From a musical standpoint, the piece convinces because of its structural integrity, but it also captivates because of its striking use of Native American rhythms, chanting by the orchestra musicians, solo singing, and Native American instruments. One instrument in particular, the corn husk rattle, caught my ear.
I asked Curt Cacioppo if it was difficult to come by such an instrument.
“No. I got it at Trader Joe’s,” he replied with his usual frank nonchalance.
He explained that an actual corn husk rattle would be too delicate to project in a concert hall, so he constructed his own more durable version, using strips of paper bags from the popular grocery store. Recently, he was kind enough to show me this unique instrument up close. I admired his ingenious use of the aforementioned brown paper strips, broom handle, rubber chair feet, and metal washer. The sound this modern instrument produces is surprisingly terrifying.
Happily, it will be heard again on November 30 at Zankel Hall at Carnegie Hall in New York City, in a new piece by Cacioppo called When the Orchard Dances Ceased, The American Composers Orchestra, Stefan Lano conducting. Besides the corn husk rattle, a Navajo water drum (filled with water to dampen its leather head and tapped by deerskin-covered mallets at different points to produce different pitches) and a beautiful large drum from Taos Pueblo will help the orchestra describe, in musical narrative, the scorched earth campaign by the U.S. Army against the Navajo people in Canyon de Chelly.
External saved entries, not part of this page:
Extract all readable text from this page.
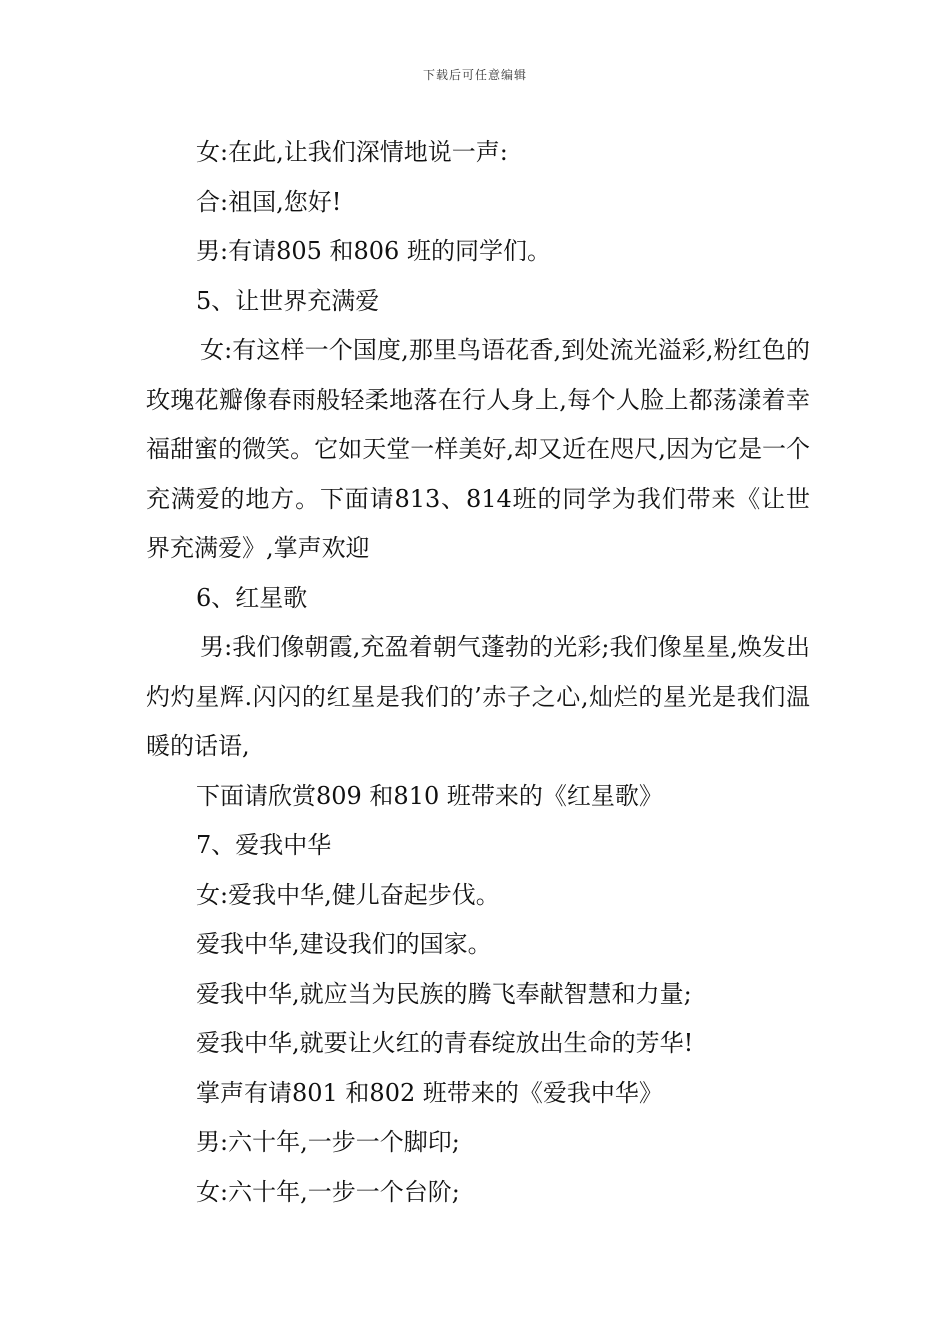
下载后可任意编辑

女:在此,让我们深情地说一声:

合:祖国,您好!

男:有请805 和806 班的同学们。

5、让世界充满爱

女:有这样一个国度,那里鸟语花香,到处流光溢彩,粉红色的玫瑰花瓣像春雨般轻柔地落在行人身上,每个人脸上都荡漾着幸福甜蜜的微笑。它如天堂一样美好,却又近在咫尺,因为它是一个充满爱的地方。下面请813、814班的同学为我们带来《让世界充满爱》,掌声欢迎

6、红星歌

男:我们像朝霞,充盈着朝气蓬勃的光彩;我们像星星,焕发出灼灼星辉.闪闪的红星是我们的’赤子之心,灿烂的星光是我们温暖的话语,

下面请欣赏809 和810 班带来的《红星歌》

7、爱我中华

女:爱我中华,健儿奋起步伐。

爱我中华,建设我们的国家。

爱我中华,就应当为民族的腾飞奉献智慧和力量;

爱我中华,就要让火红的青春绽放出生命的芳华!

掌声有请801 和802 班带来的《爱我中华》

男:六十年,一步一个脚印;

女:六十年,一步一个台阶;
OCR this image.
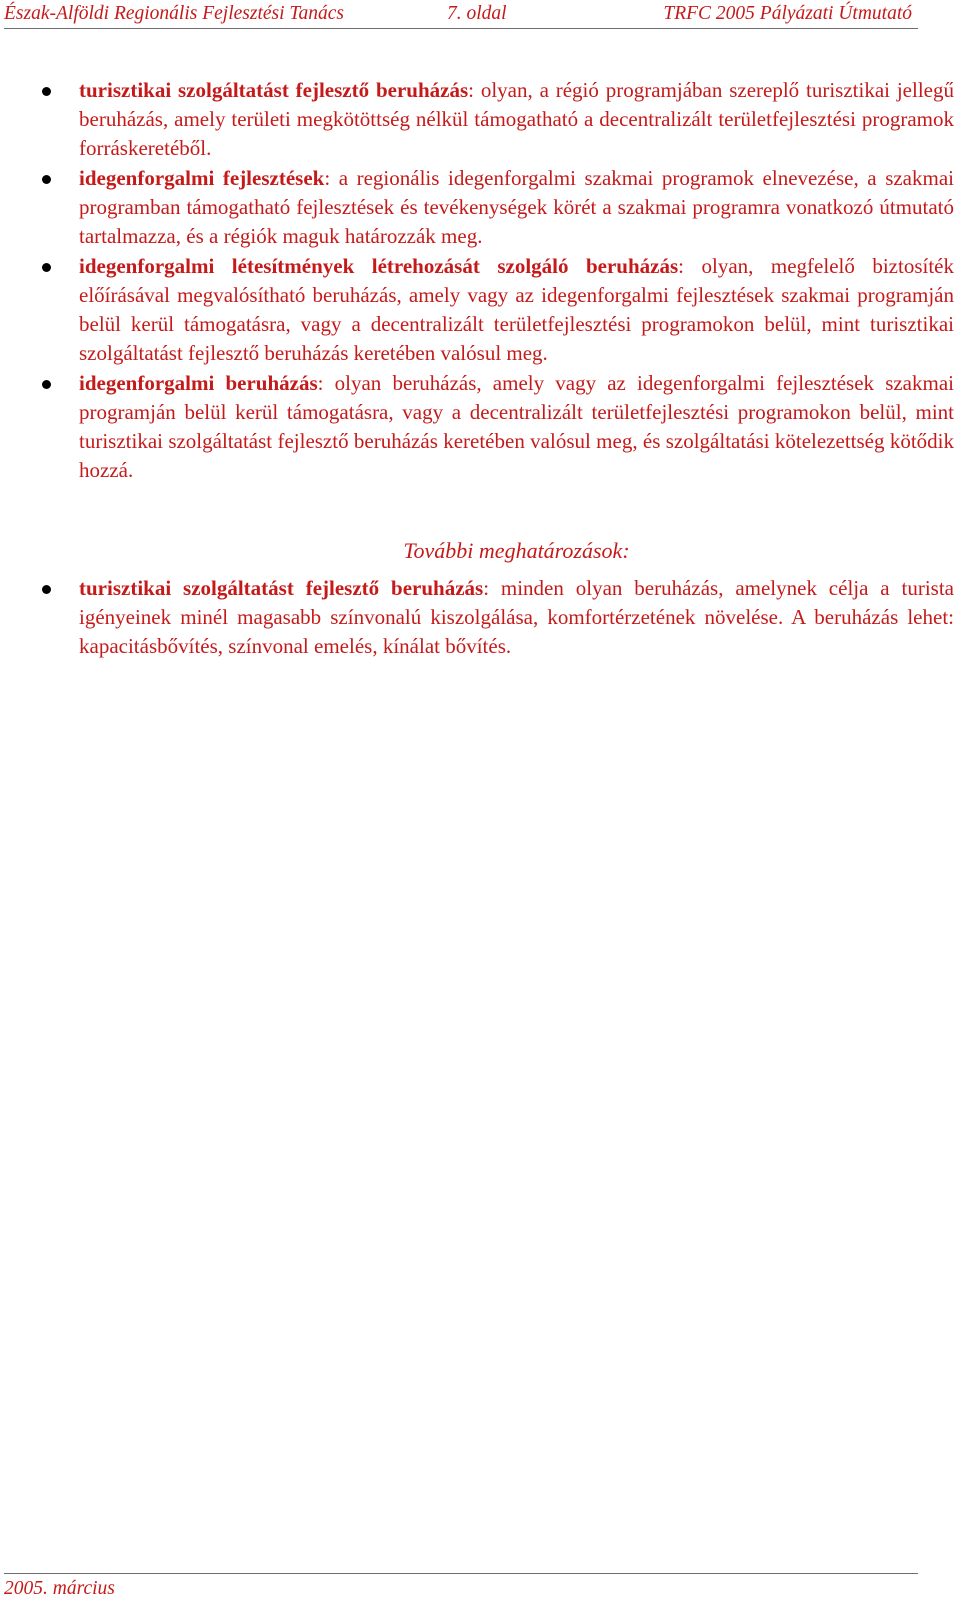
Észak-Alföldi Regionális Fejlesztési Tanács	7. oldal	TRFC 2005 Pályázati Útmutató
turisztikai szolgáltatást fejlesztő beruházás: olyan, a régió programjában szereplő turisztikai jellegű beruházás, amely területi megkötöttség nélkül támogatható a decentralizált területfejlesztési programok forráskeretéből.
idegenforgalmi fejlesztések: a regionális idegenforgalmi szakmai programok elnevezése, a szakmai programban támogatható fejlesztések és tevékenységek körét a szakmai programra vonatkozó útmutató tartalmazza, és a régiók maguk határozzák meg.
idegenforgalmi létesítmények létrehozását szolgáló beruházás: olyan, megfelelő biztosíték előírásával megvalósítható beruházás, amely vagy az idegenforgalmi fejlesztések szakmai programján belül kerül támogatásra, vagy a decentralizált területfejlesztési programokon belül, mint turisztikai szolgáltatást fejlesztő beruházás keretében valósul meg.
idegenforgalmi beruházás: olyan beruházás, amely vagy az idegenforgalmi fejlesztések szakmai programján belül kerül támogatásra, vagy a decentralizált területfejlesztési programokon belül, mint turisztikai szolgáltatást fejlesztő beruházás keretében valósul meg, és szolgáltatási kötelezettség kötődik hozzá.
További meghatározások:
turisztikai szolgáltatást fejlesztő beruházás: minden olyan beruházás, amelynek célja a turista igényeinek minél magasabb színvonalú kiszolgálása, komfortérzetének növelése. A beruházás lehet: kapacitásbővítés, színvonal emelés, kínálat bővítés.
2005. március
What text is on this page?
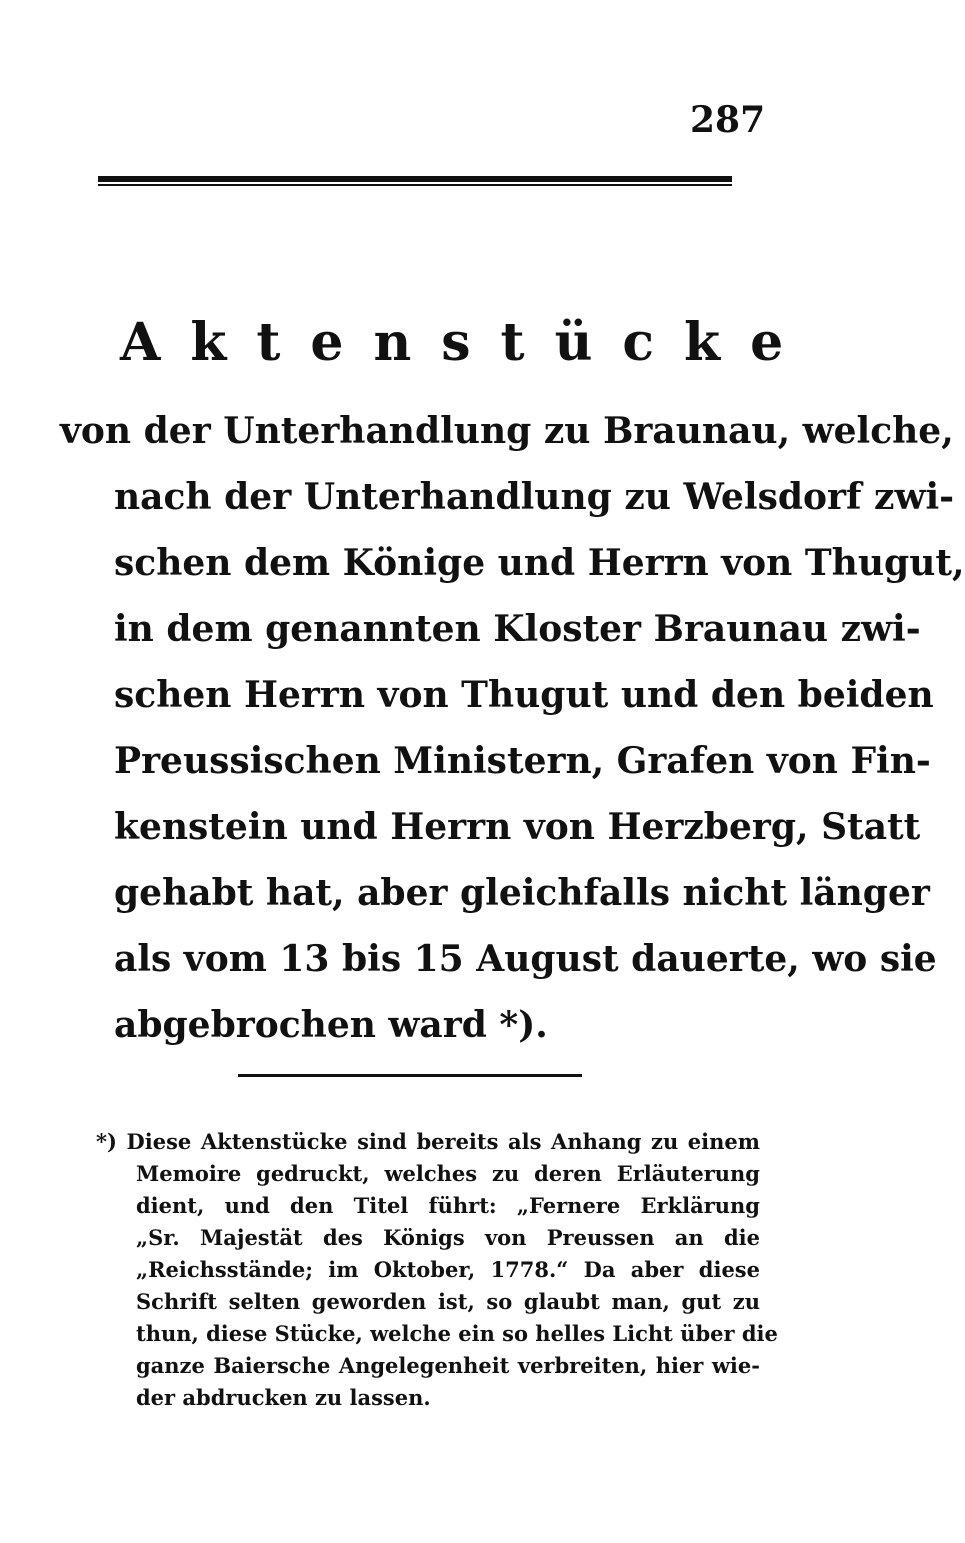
287
Aktenstücke
von der Unterhandlung zu Braunau, welche,
nach der Unterhandlung zu Welsdorf zwi-
schen dem Könige und Herrn von Thugut,
in dem genannten Kloster Braunau zwi-
schen Herrn von Thugut und den beiden
Preussischen Ministern, Grafen von Fin-
kenstein und Herrn von Herzberg, Statt
gehabt hat, aber gleichfalls nicht länger
als vom 13 bis 15 August dauerte, wo sie
abgebrochen ward *).
*) Diese Aktenstücke sind bereits als Anhang zu einem
Memoire gedruckt, welches zu deren Erläuterung
dient, und den Titel führt: „Fernere Erklärung
„Sr. Majestät des Königs von Preussen an die
„Reichsstände; im Oktober, 1778.“ Da aber diese
Schrift selten geworden ist, so glaubt man, gut zu
thun, diese Stücke, welche ein so helles Licht über die
ganze Baiersche Angelegenheit verbreiten, hier wie-
der abdrucken zu lassen.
Tragedy weaves itself prominently and necessarily into the tapestry of both these compositions, but both also end on a redemptive note, symbolized by potent images from nature. In the case of When the Orchard Dances Ceased, peace comes in the remembrance of the peach orchards planted by the Navajo in Canyon de Chelly where their dances of celebration and life took place. In Lenape Refrains, peace is symbolized by the depiction of the magnificent elm tree under which William Penn signed a treaty with the Lenape in 1682. A scion of this same tree, one of the only remaining large elms in America, stands on the Haverford College campus, where I teach. One enormous branch descends and rests against the earth, and then, undaunted, reaches up toward heaven.
I’m looking forward to hearing the premiere of When the Orchard Dances Ceased. I think the spirits will be listening, too.